In Commentary Magazine, Gary Saul
Morson explains how he thinks many young students are chased away from studying literature. The whole essay was good, but I particularly like this discursion into empathy. It reminds me of something C.S. Lewis remarked about the insistently inward-looking habit of the ill. It's also a good warning about the perils of victim status. Not that I am often victimized, having a comfortable life, but on the rare occasions that it happens I recognize these same results in myself:
Chekhov’s story “Enemies” describes a doctor named Kirillov, whose son has just died, comforting his grieving wife as his face displays “that subtle, almost elusive beauty of human sorrow.” We empathize with him, not only for his grief over his son, but also because of his empathy for his wife.

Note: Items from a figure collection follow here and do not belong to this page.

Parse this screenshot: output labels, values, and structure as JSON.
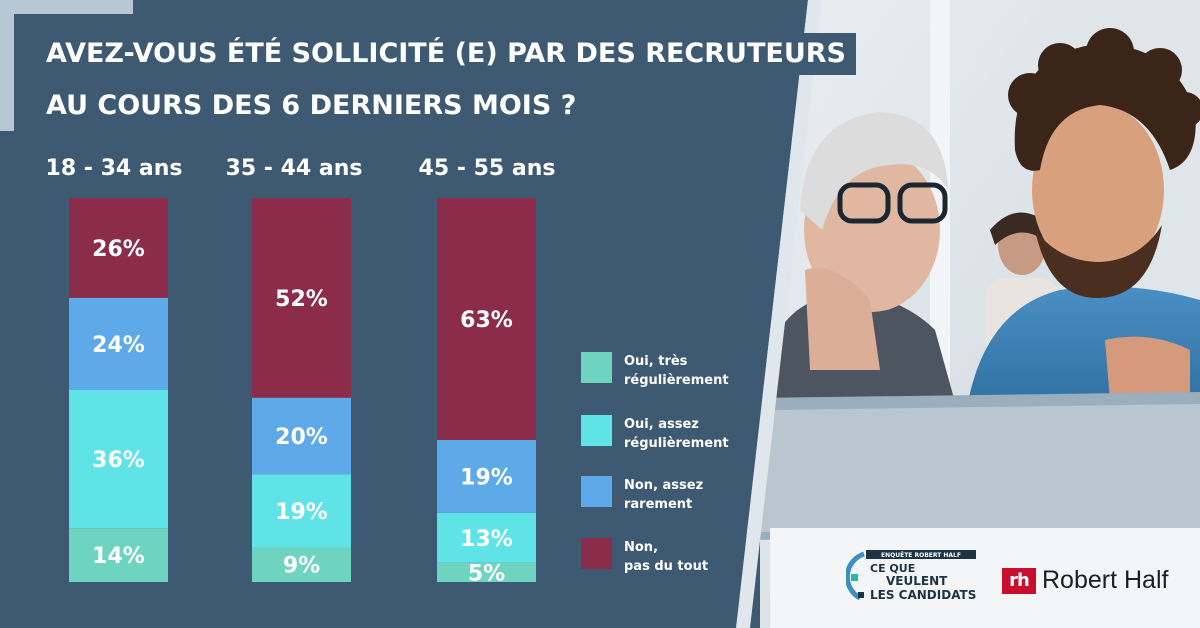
{
  "title": {
    "line1": "AVEZ-VOUS ÉTÉ SOLLICITÉ (E) PAR DES RECRUTEURS",
    "line2": "AU COURS DES 6 DERNIERS MOIS ?"
  },
  "colors": {
    "background": "#3d5a72",
    "tres_regulierement": "#6fd4bf",
    "assez_regulierement": "#5fe3e6",
    "rarement": "#5ea9e8",
    "pas_du_tout": "#8b2d4a"
  },
  "legend": [
    {
      "line1": "Oui, très",
      "line2": "régulièrement",
      "color": "#6fd4bf"
    },
    {
      "line1": "Oui, assez",
      "line2": "régulièrement",
      "color": "#5fe3e6"
    },
    {
      "line1": "Non, assez",
      "line2": "rarement",
      "color": "#5ea9e8"
    },
    {
      "line1": "Non,",
      "line2": "pas du tout",
      "color": "#8b2d4a"
    }
  ],
  "chart_data": {
    "type": "bar",
    "stacked": true,
    "categories": [
      "18 - 34 ans",
      "35 - 44 ans",
      "45 - 55 ans"
    ],
    "series": [
      {
        "name": "Oui, très régulièrement",
        "values": [
          14,
          9,
          5
        ],
        "labels": [
          "14%",
          "9%",
          "5%"
        ]
      },
      {
        "name": "Oui, assez régulièrement",
        "values": [
          36,
          19,
          13
        ],
        "labels": [
          "36%",
          "19%",
          "13%"
        ]
      },
      {
        "name": "Non, assez rarement",
        "values": [
          24,
          20,
          19
        ],
        "labels": [
          "24%",
          "20%",
          "19%"
        ]
      },
      {
        "name": "Non, pas du tout",
        "values": [
          26,
          52,
          63
        ],
        "labels": [
          "26%",
          "52%",
          "63%"
        ]
      }
    ],
    "ylim": [
      0,
      100
    ],
    "grid": false,
    "legend_position": "right"
  },
  "logos": {
    "ceque_top": "ENQUÊTE ROBERT HALF",
    "ceque_line1": "CE QUE",
    "ceque_line2": "VEULENT",
    "ceque_line3": "LES CANDIDATS",
    "rh_mark": "rh",
    "rh_name": "Robert Half"
  }
}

It’s a chain of empathy, and we are its last link.
Then the wealthy Abogin arrives to beg the doctor to visit his dying wife, and the doctor, with extreme reluctance, at last recognizes he has no choice. When they finally arrive, it turns out Abogin’s wife has only feigned illness to get rid of her husband long enough to escape with her lover. As Abogin cries and opens his heart to the doctor “with perfect sincerity,” Kirillov notices the luxurious surroundings, the violoncello case that bespeaks higher cultural status, and reacts wrathfully. He shouts that he is the victim who deserves sympathy because the sacred moment of his own mourning has been ruined for nothing.

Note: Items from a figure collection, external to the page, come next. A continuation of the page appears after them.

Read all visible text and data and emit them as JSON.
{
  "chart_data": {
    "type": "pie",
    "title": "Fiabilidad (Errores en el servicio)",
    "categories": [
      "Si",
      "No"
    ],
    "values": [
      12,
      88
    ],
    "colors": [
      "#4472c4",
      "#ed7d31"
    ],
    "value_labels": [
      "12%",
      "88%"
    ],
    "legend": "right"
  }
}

Nothing makes us less capable of empathy than consciousness of victimhood. Self-conscious victimhood leads to cruelty that calls itself righteousness and thereby generates more victims. Students who encounter this idea experience a thrill of recognition. Kirillov experiences “that profound and somewhat cynical, ugly contempt only to be found in the eyes of sorrow and indigence” when confronted with “well-nourished comfort,” and he surrenders to righteous rage.
In this story, each man feels, justly, that he has been wronged by the other. And so neither receives the understanding he deserves. We empathize with both but also feel that they could have chosen instead to empathize with each other. But, as the author explains: “The egoism of the unhappy was conspicuous in both. The unhappy are egoistic, spiteful, unjust, cruel, and less capable of understanding each other than fools. Unhappiness does not bring people together but draws them apart.” That is still more the case when unhappiness makes us feel morally superior.
This was good, too:
Many years ago, when Northwestern student course evaluations appeared in book form, I came across a response to a course on Dickens: “Don’t take this course unless you want to read a lot of Dickens!”
And this:
Students will acquire the skill to inhabit the author’s world. Her perspective becomes one with which they are intimate, and which, when their own way of thinking leads them to a dead end, they can temporarily adopt to see if it might help. Novelistic empathy gives them a diversity of ways of thinking and feeling. They can escape from the prison house of self.
H/t
Maggie's Farm.
6 comments:
Students will acquire the skill to inhabit the author’s world. Her perspective becomes one with which they are intimate, and which, when their own way of thinking leads them to a dead end, they can temporarily adopt to see if it might help. Novelistic empathy gives them a diversity of ways of thinking and feeling. They can escape from the prison house of self.
That's a heck of a trick, if you can really teach students to be able to do that.
Can't anyone who can read fiction do that?
Also: there's a different form of what might or might not be the same thing, which is to see the characters as human beings and oneself as able to interact with them. This is what leads to staying up all night arguing with a character from a book.
Maybe. As someone who has written a lot, I find that often what people bring to your work can absolutely prevent them from "inhabiting the author's world." They're all of them coming with something that's going to color their understanding of what you meant to say in ways that change it to something you never meant to say. If you can really teach people to understand the author, you've done something. It's not easy.
We misunderstand authors just as we misunderstand each other in real life. No one knows us as we ourselves do.
“The egoism of the unhappy was conspicuous in both. The unhappy are egoistic, spiteful, unjust, cruel, and less capable of understanding each other than fools. Unhappiness does not bring people together but draws them apart.”
I must admit, I know too well the truth of this. When I was young, I was painfully shy, and all too often was feeling sorry for myself that no one would dare reach out to me. When I realized the hubris and selfishness in expecting of others what I feared doing myself, it freed me in so many ways. Increased happiness was only a part of the benefits. In our 'selfie' culture, we've made our inward looking-ness material- ritualized it. Apparently, we extol gazing upon the image of the self. Wow. Where are we headed? Has mankind ever seen an entire society of such people?
This professor is more interested in the reader's experience than the author's intention, though he clearly tries to help his students learn enough about the author's circumstances to avoid the most obvious misinterpretations, and he says he makes an effort to speak in the author's voice to the best of his understanding. But for him the real value is in imaginatively interacting with the characters' dilemmas as they appear to the reader.
That's also of value. But to escape from the prison house of the self! I only wish it were easy to teach. How often I wish I could do it. How often I wish I could speak to others and truly be understood. What a gift that would be, if a teacher could convey it.